Dalam negara-bangsa yang berdaulat, nasionalisme tetap dipegang teguh sebagai
ideologi yang mempersatukan segenap elemen masyarakat demi mewujudkan tujuan
hidup bersama.
Inilah juga sebabnya mengapa dewasa ini negara-bangsa umumnya
menjalankan kekuasaannya secara demokratis melalui sistem perwakilan. Ini
mencegah tindakan otoriter elit atau penguasa yang mau memonopoli dan
menyalahgunakan kekuasaannya, bahkan atas nama nasionalisme sekalipun.

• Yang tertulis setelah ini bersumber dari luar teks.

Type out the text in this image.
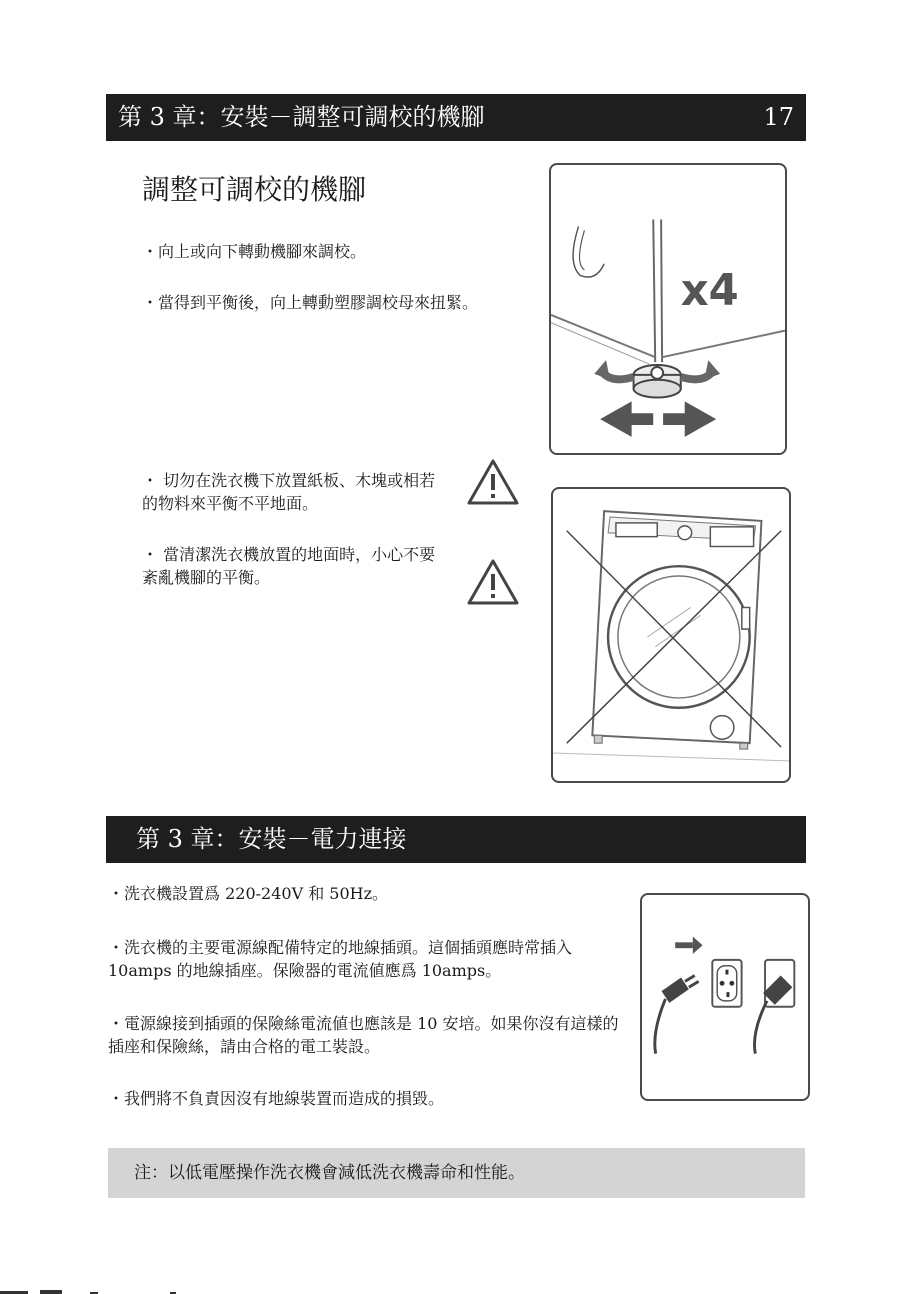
第 3 章：安裝－調整可調校的機腳	17
調整可調校的機腳
・向上或向下轉動機腳來調校。
・當得到平衡後，向上轉動塑膠調校母來扭緊。
・ 切勿在洗衣機下放置紙板、木塊或相若的物料來平衡不平地面。
・ 當清潔洗衣機放置的地面時，小心不要紊亂機腳的平衡。
x4
第 3 章：安裝－電力連接
・洗衣機設置爲 220-240V 和 50Hz。
・洗衣機的主要電源線配備特定的地線插頭。這個插頭應時常插入 10amps 的地線插座。保險器的電流値應爲 10amps。
・電源線接到插頭的保險絲電流値也應該是 10 安培。如果你沒有這樣的插座和保險絲，請由合格的電工裝設。
・我們將不負責因沒有地線裝置而造成的損毀。
注：以低電壓操作洗衣機會減低洗衣機壽命和性能。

Nasionalisme yang demokratis dan berdasarkan konstitusi akan memposisikan
masyarakat sebagai warga negara yang ikut aktif dalam seluruh kehidupan
berbangsa dan bernegara.
Lahirnya paham nasionalisme di
Eropa diikuti dengan terbentuknya negara-negara nasional atau negara
kebangsaan. Bangsa-bangsa Eropa cenderung menindas bangsa-bangsa yang dijajah
sehingga bangkitlah semangat nasionalisme di negara-negara jajahan. misalnya,
gerakan nasionalisme di Asia dan Afrika, seperti Cina, India, Indonesia, Turki,
dan Mesir. Adapun tindakan dari negara-negara di gerakan nasionalisme Asia dan
Afrika tersebut yaitu:
1) Nasionalisme
Cina
Nasionalisme Cina lahir setelah rakyat Cina merasa
kecewa terhadap penguasa Manchu antara tahun 1644-1912 yang dinilai bukan
bangsa asli Cina dan semakin memuncak setelah Inggris mampu mengalahkan pasukan
kaisar dalam Perang Candu tahun 1842. Salah satu tokoh nasionalis Cina adalah
Dr. Sun Yat Sen yang berusaha membangun negara Cina modern dengan menggalang
persatuan di antara kelompok Cina.
2) Nasionalisme
India
Gerakan politik muncul setelah berdirinya Indian
National Congress (Partai Kongres). Organisasi Partai Kongres
merupakan pencetus rasa kebanggaan rakyat India. Salah satu tokoh nasionalis
India adalah Mahatma Gandhi. Dalam memperjuangkan kemerdekaan India, Mahatma Gandhi
melancarkan gerakan Ahimsa, Satyagraha, Hartal, dan Swadesi.Ahimsa.
3) Nasionalisme
Turki
Nasionalisme Turki diawali oleh naik takhtanya
Sultan Hamid II tahun 1876. Penindasan yang dilakukan oleh Sultan Hamid II
mendorong sekelompok mahasiswa dan perwira militer Turki untuk memberontak
terhadap Sultan Hamid II. Kelompok perlawanan yang paling menonjol adalah
Gerakan Turki Muda. Akhirnya, Mustafa Kemal Pasha memanfaatkan untuk memimpin
pergerakan nasional Turki yang semakin lemah akibat Perang Dunia I.
4) Nasionalisme
Mesir
Penjajahan Inggris di Terusan Suez memunculkan rasa
nasionalisme bagi rakyat Mesir. Inggris ingin menguasai wilayah tersebut karena
letaknya strategis sebagai wilayah transit perdagangan minyak. Pada tahun 1882,
Mesir menuntut kemerdekaannya kepada Inggris. Akhirnya, tahun 1922 Mesir
menjadi kerajaan di bawah persemakmuran Inggris. Pada tahun 1936, Mesir menjadi
negara merdeka penuh.
Indonesia
telah dijajah oleh bangsa Barat sejak abad XVII, namun kesadaran nasional
sebagai sebuah bangsa baru muncul pada abad XX. Kesadaran itu muncul sebagai
akibat dari sistem pendidikan yang dikembangkan oleh pemerintah kolonial.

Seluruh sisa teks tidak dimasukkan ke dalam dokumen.